I had a small income which made modest living and careful travel easy for me ... a fortunate state of affairs since, in my youth, I was of an intense disposition, capable of the passions and violence of a Rimbaud without, fortunately, the will to translate them into reality; had I had more money, or none, I might have died young, leaving behind the brief memory of a minor romanticist. As it was, I had a different role to play in the comedy; one for which I was, after some years of reading beside my natal river, peculiarly fitted to play.

I journeyed to southern California where I had not been since my service in one of the wars. I had never really explored that exotic land and I was curious about it, more curious than I have ever been before or since about any single part of the world. Egypt one knows without visiting it, and China the same; but that one area of sandy beaches and orange groves which circles the city of Los Angeles, an artificial place created from desert and sure to lapse back again into dust the moment some national disaster breaks its line of life and the waters no longer flow, has always fascinated me.

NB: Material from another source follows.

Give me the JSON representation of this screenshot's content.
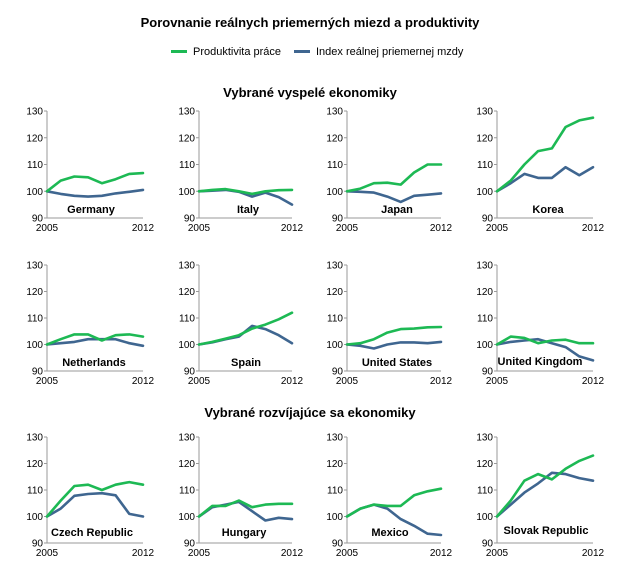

I was of course interested in the movies, though they no longer had the same hold over the public imagination that they had had in earlier decades when a process of film before light could project, larger than life, not only on vast screens but also upon the impressionable minds of an enormous audience made homogeneous by a common passion, shadowy figures which, like the filmy envelopes of the stoic deities, floated to earth in public dreams, suggesting a braver more perfect world where love reigned and only the wicked died. But then time passed and the new deities lost their worshipers: there were too many gods and the devotees got too used to them, realizing finally that they were only mortals, involved not in magical rites but in a sordid business. Television (the home altar) succeeded the movies and their once populous and ornate temples, modeled tastefully on baroque and Byzantine themes, fell empty, the old gods moving to join the new hierarchies, becoming the domesticated godlings of television which, although it held the attention of the majority of the population, did not enrapture, did not possess dreams or shape days with longing and with secret imaginings the way the classic figures of an earlier time had. Though I was of an age to recall the gallant days of the movies, the nearly mythical power which they had held for millions of people, not all simple, I was not really interested in that aspect of California. I was more intrigued by the manners, by the cults, by the works of this coastal people so unlike the older world of the East and so antipathetic to our race’s first home in Europe. Needless to say, I found them much like everyone else, except for minor differences of no real consequence.